Semi-ator, Hetério, em mãos o rosário e o remo amarelo-venado de taipoca, tivesse mudado talvez a lembrança da enchente e de sua ocasião de herói, que já era apenas virtude sem fama, um fragmento de lenda. Ao adiante, assim às águas — outras e outras. No rio nada durava.

Agora, ao pôr-do-sol, desciam as canoas — de enfia-a-fino, serenas, horizonteantes, cheias de rude gente à grita, impelidas no reluzente — de longe, soslonge.
Ainda não.
Seguindo-se antes outros atos. Desaparecida de lá a mulher beata, Hetério com os dele saíram-se imediatamente a mascatear, revendendo aos ribeirinhos mercadorias e miudezas, em faina de ciganos regatões. Sobe e descendo, nessa cabotagem trafegaram até a águas sãofranciscas, ou abocando a outros rios, as canoas mercantes separadas ou juntas, como de estanceio chegaram ao porto de Santo Hipólito e ao Porto-das-Galinhas, abaixo de Traíras, lugares de negócio, no das Velhas, de praias amarelas. Trazia ele então lápis e uma grande caderneta, em que assentava e repassava difíceis contas. Os que o seguiam, pensavam na riqueza.
Daí, vai, começou a construir-se barragem para enorme usina, a do Governo, em tumulto de trabalhadores, mil, totalmente, de dezenas de engenheiros. Rearvorado, logo Hetério largou-se para lá, com seu lóide de canoas. Vales, a bacia, convertiam-se em remanso de imenso lago, em que podiam navegar com favor e proveito. Empreitaram-se, por fim, a contrato daqueles. Máquinas e casas, nas margens, barracões de madeira — e foi que um dos filhos de Hetério o deixou, para namorar e se casar. Hetério, ora, em oferecido tempo, encontrou um Normão, homem apaixonado, na maior imaginação. A paisagem ali tomava mais luz: fazia-se mais espelho — a represa, lisa — que não retinha, contudo, corpos de afogadas.
E esse Normão, propício, queria reaver sua mulher, que o pai guardava, prudente, de refém, na Fazenda-do-Calcanhar, beiradeã. Enquanto anos; e a usina deu-se por pronta.
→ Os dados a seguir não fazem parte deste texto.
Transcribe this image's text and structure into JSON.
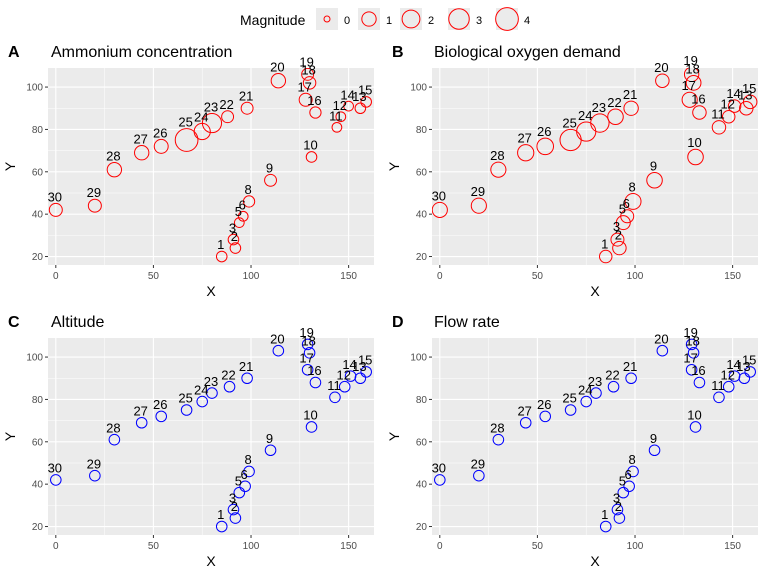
{
  "legend": {
    "title": "Magnitude",
    "entries": [
      {
        "label": "0",
        "value": 0
      },
      {
        "label": "1",
        "value": 1
      },
      {
        "label": "2",
        "value": 2
      },
      {
        "label": "3",
        "value": 3
      },
      {
        "label": "4",
        "value": 4
      }
    ],
    "placement": "top"
  },
  "colors": {
    "panel_bg": "#EBEBEB",
    "grid": "#FFFFFF",
    "red": "#FF0000",
    "blue": "#0000FF",
    "text": "#000000",
    "tick_text": "#4D4D4D"
  },
  "chart_data": [
    {
      "type": "scatter",
      "tag": "A",
      "title": "Ammonium concentration",
      "xlabel": "X",
      "ylabel": "Y",
      "xlim": [
        -4,
        163
      ],
      "ylim": [
        16,
        109
      ],
      "xticks": [
        0,
        50,
        100,
        150
      ],
      "yticks": [
        20,
        40,
        60,
        80,
        100
      ],
      "grid": true,
      "marker_color": "#FF0000",
      "points": [
        {
          "label": "1",
          "x": 85,
          "y": 20,
          "m": 0.3
        },
        {
          "label": "2",
          "x": 92,
          "y": 24,
          "m": 0.3
        },
        {
          "label": "3",
          "x": 91,
          "y": 28,
          "m": 0.3
        },
        {
          "label": "5",
          "x": 94,
          "y": 36,
          "m": 0.2
        },
        {
          "label": "6",
          "x": 96,
          "y": 39,
          "m": 0.2
        },
        {
          "label": "8",
          "x": 99,
          "y": 46,
          "m": 0.4
        },
        {
          "label": "9",
          "x": 110,
          "y": 56,
          "m": 0.5
        },
        {
          "label": "10",
          "x": 131,
          "y": 67,
          "m": 0.3
        },
        {
          "label": "11",
          "x": 144,
          "y": 81,
          "m": 0.2
        },
        {
          "label": "12",
          "x": 146,
          "y": 86,
          "m": 0.2
        },
        {
          "label": "13",
          "x": 156,
          "y": 90,
          "m": 0.3
        },
        {
          "label": "14",
          "x": 150,
          "y": 91,
          "m": 0.2
        },
        {
          "label": "15",
          "x": 159,
          "y": 93,
          "m": 0.3
        },
        {
          "label": "16",
          "x": 133,
          "y": 88,
          "m": 0.4
        },
        {
          "label": "17",
          "x": 128,
          "y": 94,
          "m": 0.7
        },
        {
          "label": "18",
          "x": 130,
          "y": 102,
          "m": 0.6
        },
        {
          "label": "19",
          "x": 129,
          "y": 106,
          "m": 0.5
        },
        {
          "label": "20",
          "x": 114,
          "y": 103,
          "m": 1.0
        },
        {
          "label": "21",
          "x": 98,
          "y": 90,
          "m": 0.5
        },
        {
          "label": "22",
          "x": 88,
          "y": 86,
          "m": 0.5
        },
        {
          "label": "23",
          "x": 80,
          "y": 83,
          "m": 2.5
        },
        {
          "label": "24",
          "x": 75,
          "y": 79,
          "m": 1.5
        },
        {
          "label": "25",
          "x": 67,
          "y": 75,
          "m": 4.0
        },
        {
          "label": "26",
          "x": 54,
          "y": 72,
          "m": 0.9
        },
        {
          "label": "27",
          "x": 44,
          "y": 69,
          "m": 1.0
        },
        {
          "label": "28",
          "x": 30,
          "y": 61,
          "m": 1.0
        },
        {
          "label": "29",
          "x": 20,
          "y": 44,
          "m": 0.7
        },
        {
          "label": "30",
          "x": 0,
          "y": 42,
          "m": 0.7
        }
      ]
    },
    {
      "type": "scatter",
      "tag": "B",
      "title": "Biological oxygen demand",
      "xlabel": "X",
      "ylabel": "Y",
      "xlim": [
        -4,
        163
      ],
      "ylim": [
        16,
        109
      ],
      "xticks": [
        0,
        50,
        100,
        150
      ],
      "yticks": [
        20,
        40,
        60,
        80,
        100
      ],
      "grid": true,
      "marker_color": "#FF0000",
      "points": [
        {
          "label": "1",
          "x": 85,
          "y": 20,
          "m": 0.6
        },
        {
          "label": "2",
          "x": 92,
          "y": 24,
          "m": 0.8
        },
        {
          "label": "3",
          "x": 91,
          "y": 28,
          "m": 0.7
        },
        {
          "label": "5",
          "x": 94,
          "y": 36,
          "m": 0.9
        },
        {
          "label": "6",
          "x": 96,
          "y": 39,
          "m": 0.7
        },
        {
          "label": "8",
          "x": 99,
          "y": 46,
          "m": 1.4
        },
        {
          "label": "9",
          "x": 110,
          "y": 56,
          "m": 1.3
        },
        {
          "label": "10",
          "x": 131,
          "y": 67,
          "m": 1.3
        },
        {
          "label": "11",
          "x": 143,
          "y": 81,
          "m": 0.8
        },
        {
          "label": "12",
          "x": 148,
          "y": 86,
          "m": 0.6
        },
        {
          "label": "13",
          "x": 157,
          "y": 90,
          "m": 0.8
        },
        {
          "label": "14",
          "x": 151,
          "y": 91,
          "m": 0.6
        },
        {
          "label": "15",
          "x": 159,
          "y": 93,
          "m": 0.8
        },
        {
          "label": "16",
          "x": 133,
          "y": 88,
          "m": 0.8
        },
        {
          "label": "17",
          "x": 128,
          "y": 94,
          "m": 1.2
        },
        {
          "label": "18",
          "x": 130,
          "y": 102,
          "m": 1.1
        },
        {
          "label": "19",
          "x": 129,
          "y": 106,
          "m": 1.0
        },
        {
          "label": "20",
          "x": 114,
          "y": 103,
          "m": 0.8
        },
        {
          "label": "21",
          "x": 98,
          "y": 90,
          "m": 1.0
        },
        {
          "label": "22",
          "x": 90,
          "y": 86,
          "m": 1.3
        },
        {
          "label": "23",
          "x": 82,
          "y": 83,
          "m": 2.2
        },
        {
          "label": "24",
          "x": 75,
          "y": 79,
          "m": 2.5
        },
        {
          "label": "25",
          "x": 67,
          "y": 75,
          "m": 3.3
        },
        {
          "label": "26",
          "x": 54,
          "y": 72,
          "m": 1.6
        },
        {
          "label": "27",
          "x": 44,
          "y": 69,
          "m": 1.5
        },
        {
          "label": "28",
          "x": 30,
          "y": 61,
          "m": 1.2
        },
        {
          "label": "29",
          "x": 20,
          "y": 44,
          "m": 1.2
        },
        {
          "label": "30",
          "x": 0,
          "y": 42,
          "m": 1.2
        }
      ]
    },
    {
      "type": "scatter",
      "tag": "C",
      "title": "Altitude",
      "xlabel": "X",
      "ylabel": "Y",
      "xlim": [
        -4,
        163
      ],
      "ylim": [
        16,
        109
      ],
      "xticks": [
        0,
        50,
        100,
        150
      ],
      "yticks": [
        20,
        40,
        60,
        80,
        100
      ],
      "grid": true,
      "marker_color": "#0000FF",
      "points": [
        {
          "label": "1",
          "x": 85,
          "y": 20,
          "m": 0.3
        },
        {
          "label": "2",
          "x": 92,
          "y": 24,
          "m": 0.3
        },
        {
          "label": "3",
          "x": 91,
          "y": 28,
          "m": 0.3
        },
        {
          "label": "5",
          "x": 94,
          "y": 36,
          "m": 0.3
        },
        {
          "label": "6",
          "x": 97,
          "y": 39,
          "m": 0.3
        },
        {
          "label": "8",
          "x": 99,
          "y": 46,
          "m": 0.3
        },
        {
          "label": "9",
          "x": 110,
          "y": 56,
          "m": 0.3
        },
        {
          "label": "10",
          "x": 131,
          "y": 67,
          "m": 0.3
        },
        {
          "label": "11",
          "x": 143,
          "y": 81,
          "m": 0.3
        },
        {
          "label": "12",
          "x": 148,
          "y": 86,
          "m": 0.3
        },
        {
          "label": "13",
          "x": 156,
          "y": 90,
          "m": 0.3
        },
        {
          "label": "14",
          "x": 151,
          "y": 91,
          "m": 0.3
        },
        {
          "label": "15",
          "x": 159,
          "y": 93,
          "m": 0.3
        },
        {
          "label": "16",
          "x": 133,
          "y": 88,
          "m": 0.3
        },
        {
          "label": "17",
          "x": 129,
          "y": 94,
          "m": 0.3
        },
        {
          "label": "18",
          "x": 130,
          "y": 102,
          "m": 0.3
        },
        {
          "label": "19",
          "x": 129,
          "y": 106,
          "m": 0.3
        },
        {
          "label": "20",
          "x": 114,
          "y": 103,
          "m": 0.3
        },
        {
          "label": "21",
          "x": 98,
          "y": 90,
          "m": 0.3
        },
        {
          "label": "22",
          "x": 89,
          "y": 86,
          "m": 0.3
        },
        {
          "label": "23",
          "x": 80,
          "y": 83,
          "m": 0.3
        },
        {
          "label": "24",
          "x": 75,
          "y": 79,
          "m": 0.3
        },
        {
          "label": "25",
          "x": 67,
          "y": 75,
          "m": 0.3
        },
        {
          "label": "26",
          "x": 54,
          "y": 72,
          "m": 0.3
        },
        {
          "label": "27",
          "x": 44,
          "y": 69,
          "m": 0.3
        },
        {
          "label": "28",
          "x": 30,
          "y": 61,
          "m": 0.3
        },
        {
          "label": "29",
          "x": 20,
          "y": 44,
          "m": 0.3
        },
        {
          "label": "30",
          "x": 0,
          "y": 42,
          "m": 0.3
        }
      ]
    },
    {
      "type": "scatter",
      "tag": "D",
      "title": "Flow rate",
      "xlabel": "X",
      "ylabel": "Y",
      "xlim": [
        -4,
        163
      ],
      "ylim": [
        16,
        109
      ],
      "xticks": [
        0,
        50,
        100,
        150
      ],
      "yticks": [
        20,
        40,
        60,
        80,
        100
      ],
      "grid": true,
      "marker_color": "#0000FF",
      "points": [
        {
          "label": "1",
          "x": 85,
          "y": 20,
          "m": 0.3
        },
        {
          "label": "2",
          "x": 92,
          "y": 24,
          "m": 0.3
        },
        {
          "label": "3",
          "x": 91,
          "y": 28,
          "m": 0.3
        },
        {
          "label": "5",
          "x": 94,
          "y": 36,
          "m": 0.3
        },
        {
          "label": "6",
          "x": 97,
          "y": 39,
          "m": 0.3
        },
        {
          "label": "8",
          "x": 99,
          "y": 46,
          "m": 0.3
        },
        {
          "label": "9",
          "x": 110,
          "y": 56,
          "m": 0.3
        },
        {
          "label": "10",
          "x": 131,
          "y": 67,
          "m": 0.3
        },
        {
          "label": "11",
          "x": 143,
          "y": 81,
          "m": 0.3
        },
        {
          "label": "12",
          "x": 148,
          "y": 86,
          "m": 0.3
        },
        {
          "label": "13",
          "x": 156,
          "y": 90,
          "m": 0.3
        },
        {
          "label": "14",
          "x": 151,
          "y": 91,
          "m": 0.3
        },
        {
          "label": "15",
          "x": 159,
          "y": 93,
          "m": 0.3
        },
        {
          "label": "16",
          "x": 133,
          "y": 88,
          "m": 0.3
        },
        {
          "label": "17",
          "x": 129,
          "y": 94,
          "m": 0.3
        },
        {
          "label": "18",
          "x": 130,
          "y": 102,
          "m": 0.3
        },
        {
          "label": "19",
          "x": 129,
          "y": 106,
          "m": 0.3
        },
        {
          "label": "20",
          "x": 114,
          "y": 103,
          "m": 0.3
        },
        {
          "label": "21",
          "x": 98,
          "y": 90,
          "m": 0.3
        },
        {
          "label": "22",
          "x": 89,
          "y": 86,
          "m": 0.3
        },
        {
          "label": "23",
          "x": 80,
          "y": 83,
          "m": 0.3
        },
        {
          "label": "24",
          "x": 75,
          "y": 79,
          "m": 0.3
        },
        {
          "label": "25",
          "x": 67,
          "y": 75,
          "m": 0.3
        },
        {
          "label": "26",
          "x": 54,
          "y": 72,
          "m": 0.3
        },
        {
          "label": "27",
          "x": 44,
          "y": 69,
          "m": 0.3
        },
        {
          "label": "28",
          "x": 30,
          "y": 61,
          "m": 0.3
        },
        {
          "label": "29",
          "x": 20,
          "y": 44,
          "m": 0.3
        },
        {
          "label": "30",
          "x": 0,
          "y": 42,
          "m": 0.3
        }
      ]
    }
  ]
}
O rio não deixa paz ao canoeiro.

Assim ao de longe, contra raso sol, viu-se a fila de canoas, reta rápida, remadas no brilhar, com homens com armas, de Normão, que rumavam a rixa e fogo. Hetério comandava-as, definitivo severamente decerto, sua figura apropriada, vogavante.

Certo, soube-se.
Aproaram aos fundos da do-Calcanhar, numa gamboa, e atacaram, de faca em polpa. Troou, curto, o tiroteio. Normão, vencedor, raptada em paz a mulher, no ribanceiro acendeu fogueira de festa. As canoas todas entanto se perderam. Só na sua, Hetério continuou, a esporte de ir, rio abaixo, popeiro proezista, de levada, estava ferido, não a conduzia de por si, vogavagante; e seu outro filho na briga terminara, baleado.
Adiante, no travessão do Fervor, itaipava perigosa, a canoa fez rombo. Ainda ele mesmo virou-a então, de boca para baixo, num completamento. Safo, escafedeu-se de espumas, braceante, alcançou o brejo da beira, onde atolado se aquietou. Acharam-no — risonho morto, muito velho, velhaco — a qualidade de sua pessoa.

 João Guimarães Rosa, no livro "Tutaméia: Terceiras estórias". 9ª ed., Rio de Janeiro: Nova Fronteira, 2009.